Wednesday, December 19, 8:00, and Monday, December 31, 4:30
Series runs through January 5
Tickets: $12, in person only, may be applied to museum admission within thirty days, same-day screenings free with museum admission, available at Film and Media Desk beginning at 9:30 am
212-708-9400
www.moma.org
A biblical epic like no other, Pier Paolo Pasolini’s The Gospel According to St. Matthew is filled with poetic imagery, stark landscapes, and, perhaps most amazingly, a non-preachy style. Taking dialogue straight from the bible, which he read while holed up in a hotel room in Assisi during a visit by the pope, Pasolini, an avowed atheist, Marxist, and homosexual, personalizes the story by setting it in Basilicata in Matera and casting his own mother as the older Mary. A glum Jesus is played by Enrique Irazoqui, a nineteen-year-old student who came to Pasolini in order to write a paper about him. Dedicated to Pope John XXIII, The Gospel According to St. Matthew is documentary-like in its execution, using nonprofessional actors to tell the story of Christ’s birth, prophesizing, death, and resurrection. Shot in black-and-white by Tonino Delli Coli with an art-historical eye harkening back to the Italian Renaissance and the Baroque period, the film is more bleak and less reverential than most biblical epics, evoking the poverty and political revolution that was sweeping Pasolini’s home country and the world in the 1950s and 1960s, as well as the Second Vatican Council and the auteur’s own run-ins with persecution based on ideology. (At one point Pasolini considered casting Jack Kerouac as Jesus.) The score ranges from Bach’s “Matthäus Passion (BWV 244)” and Mozart’s “Mauerische Trauermusik in c minor (KV 477)” to Odetta’s haunting “Sometimes I Feel Like a Motherless Child” and Blind Willie Johnson’s “Dark Was the Night, Cold Was the Ground,” again setting it apart from the traditional story. The Gospel According to St.

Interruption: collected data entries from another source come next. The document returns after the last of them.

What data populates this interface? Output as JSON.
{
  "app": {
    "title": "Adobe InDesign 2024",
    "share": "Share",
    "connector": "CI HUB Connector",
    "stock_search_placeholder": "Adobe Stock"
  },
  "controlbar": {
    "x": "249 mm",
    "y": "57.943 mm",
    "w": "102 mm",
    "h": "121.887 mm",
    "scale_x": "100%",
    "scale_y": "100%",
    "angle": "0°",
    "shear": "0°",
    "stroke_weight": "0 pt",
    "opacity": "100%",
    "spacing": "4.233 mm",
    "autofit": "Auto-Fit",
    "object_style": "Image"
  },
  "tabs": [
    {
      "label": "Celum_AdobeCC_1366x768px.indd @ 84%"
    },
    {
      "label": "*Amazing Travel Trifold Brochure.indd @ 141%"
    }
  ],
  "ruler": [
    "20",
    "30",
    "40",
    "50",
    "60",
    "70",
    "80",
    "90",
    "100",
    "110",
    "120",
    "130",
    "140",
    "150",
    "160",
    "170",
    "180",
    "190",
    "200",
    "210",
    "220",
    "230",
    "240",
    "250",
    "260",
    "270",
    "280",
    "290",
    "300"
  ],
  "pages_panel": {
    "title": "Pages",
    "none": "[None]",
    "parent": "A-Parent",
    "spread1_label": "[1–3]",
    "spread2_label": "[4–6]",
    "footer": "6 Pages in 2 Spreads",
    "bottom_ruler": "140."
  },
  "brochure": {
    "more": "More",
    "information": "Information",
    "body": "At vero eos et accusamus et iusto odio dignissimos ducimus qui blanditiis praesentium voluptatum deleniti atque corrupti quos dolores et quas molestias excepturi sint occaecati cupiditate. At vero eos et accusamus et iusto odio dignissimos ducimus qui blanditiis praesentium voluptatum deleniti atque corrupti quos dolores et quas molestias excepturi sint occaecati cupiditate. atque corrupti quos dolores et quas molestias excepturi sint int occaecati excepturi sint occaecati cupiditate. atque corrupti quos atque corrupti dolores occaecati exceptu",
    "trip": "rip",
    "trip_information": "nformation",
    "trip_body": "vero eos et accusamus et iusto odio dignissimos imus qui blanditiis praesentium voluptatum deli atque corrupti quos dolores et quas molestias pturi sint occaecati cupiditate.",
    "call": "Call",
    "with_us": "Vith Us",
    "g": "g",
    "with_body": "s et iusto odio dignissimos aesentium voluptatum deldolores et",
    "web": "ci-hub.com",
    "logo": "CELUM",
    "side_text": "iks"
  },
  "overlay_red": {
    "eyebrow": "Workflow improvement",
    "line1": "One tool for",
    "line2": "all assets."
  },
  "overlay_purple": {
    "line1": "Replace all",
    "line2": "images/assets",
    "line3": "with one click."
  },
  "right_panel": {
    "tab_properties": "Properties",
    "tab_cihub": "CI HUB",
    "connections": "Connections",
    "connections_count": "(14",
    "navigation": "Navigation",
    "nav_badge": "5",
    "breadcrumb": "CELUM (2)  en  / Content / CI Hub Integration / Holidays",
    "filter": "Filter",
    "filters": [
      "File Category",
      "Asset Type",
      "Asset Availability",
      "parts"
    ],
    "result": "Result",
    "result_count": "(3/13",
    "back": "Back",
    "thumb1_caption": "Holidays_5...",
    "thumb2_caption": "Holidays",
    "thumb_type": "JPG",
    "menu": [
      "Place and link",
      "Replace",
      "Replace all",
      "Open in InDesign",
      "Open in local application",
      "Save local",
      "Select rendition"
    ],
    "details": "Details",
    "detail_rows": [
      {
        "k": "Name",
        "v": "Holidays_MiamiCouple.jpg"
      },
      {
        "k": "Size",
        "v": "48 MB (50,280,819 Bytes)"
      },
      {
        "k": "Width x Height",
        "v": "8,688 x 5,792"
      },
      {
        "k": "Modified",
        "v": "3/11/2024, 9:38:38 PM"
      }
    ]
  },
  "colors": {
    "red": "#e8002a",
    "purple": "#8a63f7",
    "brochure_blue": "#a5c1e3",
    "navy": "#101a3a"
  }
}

Matthew is screening December 19 and 31 as part of MoMA’s “Pier Paolo Pasolini” series, a full career retrospective that includes such other films as Sopraluoghi in Palestina per il film Il Vangelo secondo Matteo (In Search of Locations for ‘The Gospel According to Matthew’), Uccellacci e uccellini (Hawks and Sparrows), Mamma Roma, and Teorema (Theorem). In addition, the exhibition “Pier Paolo Pasolini, Portraits and Self Portraits” continues at Location One through January 5.